Hacker News new | ask | show | jobs
by dynamite-ready 969 days ago
This software design principle is conspicuously absent at this point in time. Sure, Agile is important, and Agile processes do generate good products. But those processes have also come to introduce a cyclic development model, that's permeated back into the tools, and larger tool developers (like, those in the React / NodeJS class in terms of user base size) have abused this good intent.

Software can still be developed iteratively. That's not the problem. With CMake, for example, I don't 'fear' upgrades, because that team values the idea of 'finished' software. As does Microsoft.

On the other hand, the NPM and Apple dev teams do not cherish this idea. And in turn, both their user and developer communities suffer in the long run.

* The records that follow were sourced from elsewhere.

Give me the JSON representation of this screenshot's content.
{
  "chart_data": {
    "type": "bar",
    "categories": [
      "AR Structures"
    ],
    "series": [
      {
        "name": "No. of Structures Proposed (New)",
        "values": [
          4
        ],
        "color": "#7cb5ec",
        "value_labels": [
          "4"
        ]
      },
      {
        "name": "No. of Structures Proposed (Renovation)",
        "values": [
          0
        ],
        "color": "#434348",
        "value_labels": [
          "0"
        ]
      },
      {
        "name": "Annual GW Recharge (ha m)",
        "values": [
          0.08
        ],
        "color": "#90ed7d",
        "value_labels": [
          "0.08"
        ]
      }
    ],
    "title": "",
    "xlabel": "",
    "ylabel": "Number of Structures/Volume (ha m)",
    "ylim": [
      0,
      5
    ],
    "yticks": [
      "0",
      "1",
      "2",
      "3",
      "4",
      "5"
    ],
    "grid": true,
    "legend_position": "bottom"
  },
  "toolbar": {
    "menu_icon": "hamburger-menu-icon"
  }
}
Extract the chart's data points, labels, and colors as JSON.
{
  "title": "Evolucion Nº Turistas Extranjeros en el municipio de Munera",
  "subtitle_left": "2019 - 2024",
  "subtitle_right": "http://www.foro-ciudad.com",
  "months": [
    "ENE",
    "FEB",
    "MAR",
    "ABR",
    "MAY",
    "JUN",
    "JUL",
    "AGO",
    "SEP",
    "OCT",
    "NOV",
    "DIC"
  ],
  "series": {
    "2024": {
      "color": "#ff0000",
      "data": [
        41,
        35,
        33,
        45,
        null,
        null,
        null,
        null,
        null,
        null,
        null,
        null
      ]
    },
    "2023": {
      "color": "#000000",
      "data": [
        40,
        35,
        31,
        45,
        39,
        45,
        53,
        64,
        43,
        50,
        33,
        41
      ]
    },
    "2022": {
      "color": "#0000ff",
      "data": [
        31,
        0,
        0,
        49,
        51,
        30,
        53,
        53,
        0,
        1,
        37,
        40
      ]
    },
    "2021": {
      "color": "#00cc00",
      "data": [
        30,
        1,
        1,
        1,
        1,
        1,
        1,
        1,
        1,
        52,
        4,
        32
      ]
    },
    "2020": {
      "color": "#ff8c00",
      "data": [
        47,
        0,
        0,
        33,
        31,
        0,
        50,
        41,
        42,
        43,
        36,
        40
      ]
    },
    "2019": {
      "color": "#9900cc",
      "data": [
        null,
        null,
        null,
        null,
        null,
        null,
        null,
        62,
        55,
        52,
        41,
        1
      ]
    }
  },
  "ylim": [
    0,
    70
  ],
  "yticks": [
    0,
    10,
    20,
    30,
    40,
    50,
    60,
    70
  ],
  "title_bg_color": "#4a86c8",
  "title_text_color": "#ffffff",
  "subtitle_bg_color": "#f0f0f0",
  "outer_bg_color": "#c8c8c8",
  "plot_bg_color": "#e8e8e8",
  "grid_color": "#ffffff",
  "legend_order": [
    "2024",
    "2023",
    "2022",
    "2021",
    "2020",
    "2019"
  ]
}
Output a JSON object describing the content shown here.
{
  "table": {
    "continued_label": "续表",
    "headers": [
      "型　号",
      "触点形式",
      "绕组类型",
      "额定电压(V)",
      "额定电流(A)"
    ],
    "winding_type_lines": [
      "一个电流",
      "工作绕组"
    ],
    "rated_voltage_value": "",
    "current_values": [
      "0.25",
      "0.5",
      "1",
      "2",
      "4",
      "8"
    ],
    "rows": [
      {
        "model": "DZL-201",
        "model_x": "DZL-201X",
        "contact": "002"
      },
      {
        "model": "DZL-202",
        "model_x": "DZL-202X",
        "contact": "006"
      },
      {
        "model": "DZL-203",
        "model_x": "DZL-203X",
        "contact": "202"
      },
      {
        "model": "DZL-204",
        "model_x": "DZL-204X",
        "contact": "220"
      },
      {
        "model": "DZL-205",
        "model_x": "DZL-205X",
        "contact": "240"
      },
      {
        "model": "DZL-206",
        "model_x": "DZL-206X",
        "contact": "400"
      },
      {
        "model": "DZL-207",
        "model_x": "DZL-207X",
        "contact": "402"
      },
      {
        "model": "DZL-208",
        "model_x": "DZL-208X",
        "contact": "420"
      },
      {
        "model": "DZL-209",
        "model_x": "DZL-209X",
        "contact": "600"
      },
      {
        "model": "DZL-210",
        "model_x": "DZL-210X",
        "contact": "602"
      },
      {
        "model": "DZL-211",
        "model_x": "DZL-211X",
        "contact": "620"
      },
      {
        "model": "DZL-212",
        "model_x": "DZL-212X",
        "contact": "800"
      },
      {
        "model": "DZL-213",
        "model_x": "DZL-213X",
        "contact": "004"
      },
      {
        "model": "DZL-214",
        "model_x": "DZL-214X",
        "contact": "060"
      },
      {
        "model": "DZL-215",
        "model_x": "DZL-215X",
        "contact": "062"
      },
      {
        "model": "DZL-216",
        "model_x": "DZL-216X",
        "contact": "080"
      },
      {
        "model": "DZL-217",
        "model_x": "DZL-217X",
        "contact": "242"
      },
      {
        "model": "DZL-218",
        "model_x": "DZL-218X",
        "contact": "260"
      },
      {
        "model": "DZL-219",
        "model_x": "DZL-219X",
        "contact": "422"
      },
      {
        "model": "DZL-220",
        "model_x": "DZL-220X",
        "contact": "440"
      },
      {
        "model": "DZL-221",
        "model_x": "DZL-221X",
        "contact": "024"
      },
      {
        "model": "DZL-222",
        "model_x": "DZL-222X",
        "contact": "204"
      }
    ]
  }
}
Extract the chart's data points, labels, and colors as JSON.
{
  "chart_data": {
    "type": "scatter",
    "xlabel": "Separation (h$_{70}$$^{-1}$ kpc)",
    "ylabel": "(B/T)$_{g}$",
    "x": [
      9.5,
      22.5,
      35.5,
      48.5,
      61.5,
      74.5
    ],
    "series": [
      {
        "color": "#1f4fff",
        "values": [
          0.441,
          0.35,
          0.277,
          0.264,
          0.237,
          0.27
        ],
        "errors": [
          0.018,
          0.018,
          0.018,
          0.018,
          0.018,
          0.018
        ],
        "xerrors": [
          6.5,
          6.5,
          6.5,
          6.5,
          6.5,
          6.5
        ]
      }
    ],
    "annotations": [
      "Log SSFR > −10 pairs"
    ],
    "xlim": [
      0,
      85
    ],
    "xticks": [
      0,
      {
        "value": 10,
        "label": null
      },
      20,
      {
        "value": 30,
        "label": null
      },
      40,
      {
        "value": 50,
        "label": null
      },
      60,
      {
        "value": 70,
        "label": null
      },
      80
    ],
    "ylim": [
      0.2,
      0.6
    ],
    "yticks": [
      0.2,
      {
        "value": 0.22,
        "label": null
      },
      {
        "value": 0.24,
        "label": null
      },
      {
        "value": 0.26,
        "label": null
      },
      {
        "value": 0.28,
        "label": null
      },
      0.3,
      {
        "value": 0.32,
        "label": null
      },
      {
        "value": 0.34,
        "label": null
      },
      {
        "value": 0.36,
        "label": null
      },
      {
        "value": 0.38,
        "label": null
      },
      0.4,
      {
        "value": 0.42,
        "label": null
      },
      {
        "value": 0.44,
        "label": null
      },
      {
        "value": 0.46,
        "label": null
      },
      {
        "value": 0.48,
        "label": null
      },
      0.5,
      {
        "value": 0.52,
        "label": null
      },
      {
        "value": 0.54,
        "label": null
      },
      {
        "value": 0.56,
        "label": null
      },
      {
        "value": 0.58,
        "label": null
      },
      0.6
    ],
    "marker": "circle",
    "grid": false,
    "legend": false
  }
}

That's how I've come to see it recently.

1 comments

Microsoft will bend over backwards to maintain compatibility but at a huge cost to themselves. Can you imagine trying to fix a bug or vulnerability in some thirty year old Windows code without breaking anything. It must be like wading through treacle.
Yeah, but to be honest it is worth the cost because it benefits them in the long term. This sends a good signal to potential partner/investors (as in software developer/companies) that it is worth investing your time/ressources into the platform because you can expect things to stay stable enough to create a vision/roadmap/future. In the case of Apple, your software better make money in the next 3 years because after that you can expect to rewrite a lot of it, if said software is still possible at all... There is not a lot of 3D software on macOS (especially CADs), but you cannot blame the devs. Mac were already pretty anemics when it came to GPU power but if you had an OpenGL codebase you would now need to rewrite it all to metal even though it can only work on an OS with one of the smallest market share.